Current test unreliable

Doctors traditionally distinguish between comatose patients who are in a minimally conscious state (MCS) and those suffering from unresponsive wakefulness syndrome (a vegetative state). In an MCS, a patient still responds to some stimuli and shows some evidence of awareness; in a vegetative state, the patient is completely unresponsive and the chance of recovery has typically been considered very low.

To distinguish between these two state, doctors rely on a standardized test called the coma recovery scale-revised (CSR-R). Unfortunately, CSR-R is only accurate about 60 percent of the time.

"In patients with substantial cerebral oedema [swelling of the brain], prediction of outcome on the basis of standard clinical examination and structural brain imaging is probably little better than flipping a coin," wrote Jamie Sleigh from the University of Auckland, New Zealand, and Catherine Warnaby from the University of Oxford in an accompanying commentary.

For the study, the researchers compared two separate, 3D diagnostic brain scan tools: a positron emission tomography (PET) scanner and a functional magnetic resonance imaging (fMRI) scanner. The PET scan functions by mapping the progress of a radioactive tracer (attached to glucose, the brain's energy source) through the blood as separate brain regions are activated by a stimulus. The fMRI scan functions by detecting the uptake of oxygen in various brain regions in response to a stimulus.

Over the course of four years, the researchers performed PET and fMRI tests on 81 patients who had been diagnosed via CSR-R as being in an MCS and 41 who had been diagnosed as being in a vegetative state. The tests were also performed, for comparison purposes, on 39 healthy people and four with "locked-in" syndrome (in which the brain is fully active but the person is unable to respond behaviorally).

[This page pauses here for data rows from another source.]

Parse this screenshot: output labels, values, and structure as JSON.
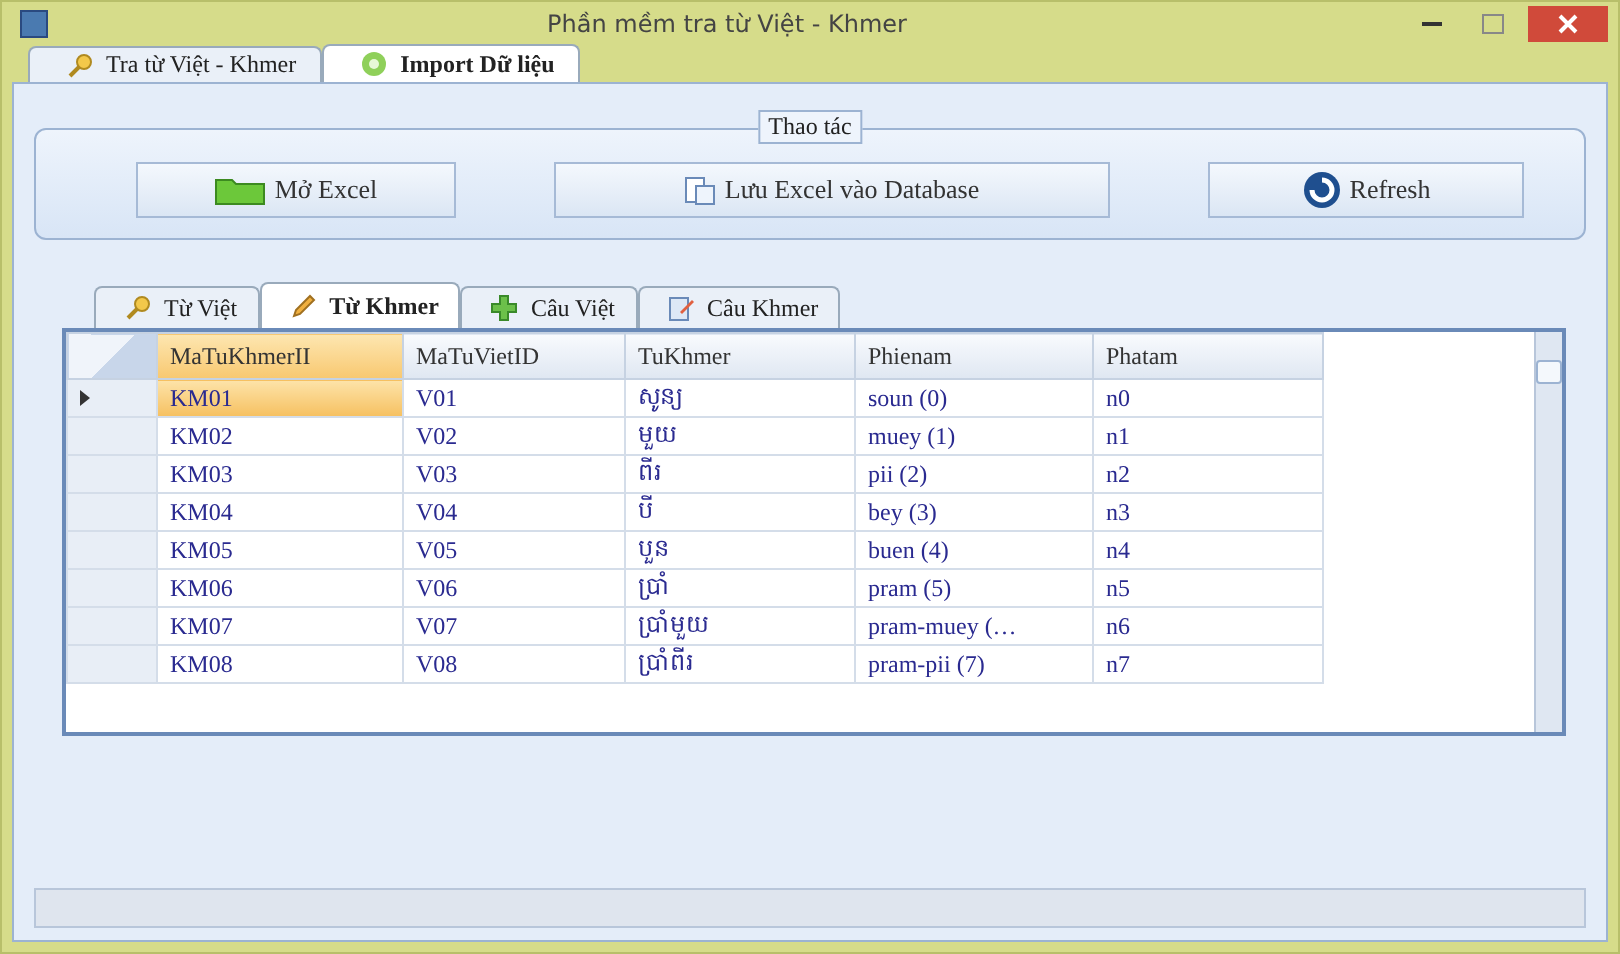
{
  "window": {
    "title": "Phần mềm tra từ Việt - Khmer"
  },
  "tabs": [
    {
      "label": "Tra từ Việt - Khmer",
      "selected": false
    },
    {
      "label": "Import Dữ liệu",
      "selected": true
    }
  ],
  "group": {
    "title": "Thao tác",
    "buttons": [
      {
        "label": "Mở Excel"
      },
      {
        "label": "Lưu Excel vào Database"
      },
      {
        "label": "Refresh"
      }
    ]
  },
  "subtabs": [
    {
      "label": "Từ Việt",
      "selected": false
    },
    {
      "label": "Từ Khmer",
      "selected": true
    },
    {
      "label": "Câu Việt",
      "selected": false
    },
    {
      "label": "Câu Khmer",
      "selected": false
    }
  ],
  "table": {
    "columns": [
      "MaTuKhmerII",
      "MaTuVietID",
      "TuKhmer",
      "Phienam",
      "Phatam"
    ],
    "rows": [
      {
        "selected": true,
        "cells": [
          "KM01",
          "V01",
          "សូន្យ",
          "soun (0)",
          "n0"
        ]
      },
      {
        "selected": false,
        "cells": [
          "KM02",
          "V02",
          "មួយ",
          "muey (1)",
          "n1"
        ]
      },
      {
        "selected": false,
        "cells": [
          "KM03",
          "V03",
          "ពីរ",
          "pii (2)",
          "n2"
        ]
      },
      {
        "selected": false,
        "cells": [
          "KM04",
          "V04",
          "បី",
          "bey (3)",
          "n3"
        ]
      },
      {
        "selected": false,
        "cells": [
          "KM05",
          "V05",
          "បួន",
          "buen (4)",
          "n4"
        ]
      },
      {
        "selected": false,
        "cells": [
          "KM06",
          "V06",
          "ប្រាំ",
          "pram (5)",
          "n5"
        ]
      },
      {
        "selected": false,
        "cells": [
          "KM07",
          "V07",
          "ប្រាំមួយ",
          "pram-muey (…",
          "n6"
        ]
      },
      {
        "selected": false,
        "cells": [
          "KM08",
          "V08",
          "ប្រាំពីរ",
          "pram-pii (7)",
          "n7"
        ]
      }
    ]
  }
}
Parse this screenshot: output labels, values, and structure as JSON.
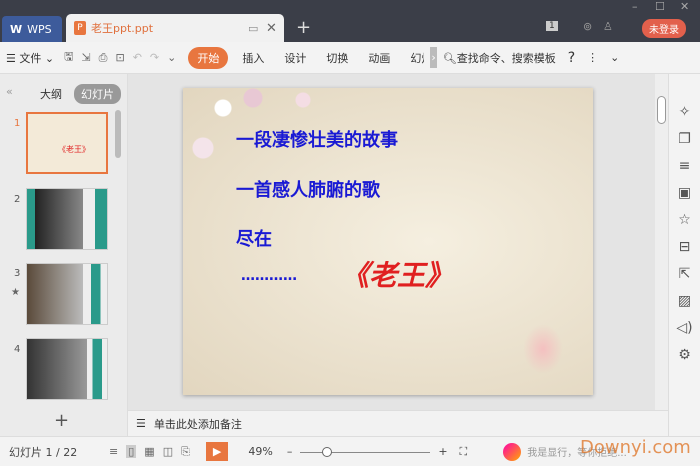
{
  "titlebar": {
    "app_tab": "WPS",
    "doc_tab": "老王ppt.ppt",
    "new_tab": "+",
    "login": "未登录",
    "badge": "1"
  },
  "toolbar": {
    "file": "文件",
    "tabs": [
      "开始",
      "插入",
      "设计",
      "切换",
      "动画",
      "幻灯"
    ],
    "search": "查找命令、搜索模板",
    "help": "?"
  },
  "leftpanel": {
    "outline": "大纲",
    "slides": "幻灯片",
    "add": "+",
    "thumbs": [
      "1",
      "2",
      "3",
      "4"
    ]
  },
  "slide": {
    "line1": "一段凄惨壮美的故事",
    "line2": "一首感人肺腑的歌",
    "line3": "尽在",
    "dots": "…………",
    "title": "《老王》"
  },
  "notes": {
    "placeholder": "单击此处添加备注"
  },
  "status": {
    "slide_counter": "幻灯片 1 / 22",
    "zoom": "49%",
    "assistant": "我是显行，等你拒绝...",
    "watermark": "Downyi.com"
  },
  "colors": {
    "accent": "#e8763f",
    "slide_text": "#1a1ad4",
    "title_red": "#e02020"
  }
}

"Far-reaching implications"

The researchers found that the PET scan was 93 percent successful at detecting MCS, while the fMRI was only 45 percent successful. In addition, the PET test was more effective than CSR-R in predicting eventual recovery.

According to the CSR-R, 36 patients were completely unresponsive. However, the PET scan found brain activity consistent with MCS in 12 of these patients, nine of whom eventually recovered.

"PET imaging can reveal cognitive processes that aren't visible through traditional bedside tests," Laureys said.

The findings could significantly improve doctors' ability to determine the likelihood of patient recovery.

"This study is welcome because diagnosis and prognostic accuracy in patients with severe brain injury needs to be improved," Sleigh and Warnaby wrote. "For example, intensive care doctors caring for former racing driver Michael Schumacher after his recent serious brain injury refused to offer any firm prognosis to the world's media."

PET scanning could have implications for patients' families, as well.

"If the results of this study are confirmed in future research, this could have far-reaching clinical, ethical and legal implications," said Michael Bloomfield of the Medical Research Council, who was not involved in the study, " including whether to offer an apparently unconscious patient pain relief and, ultimately, whether treatments that may be keeping someone alive should be continued or not."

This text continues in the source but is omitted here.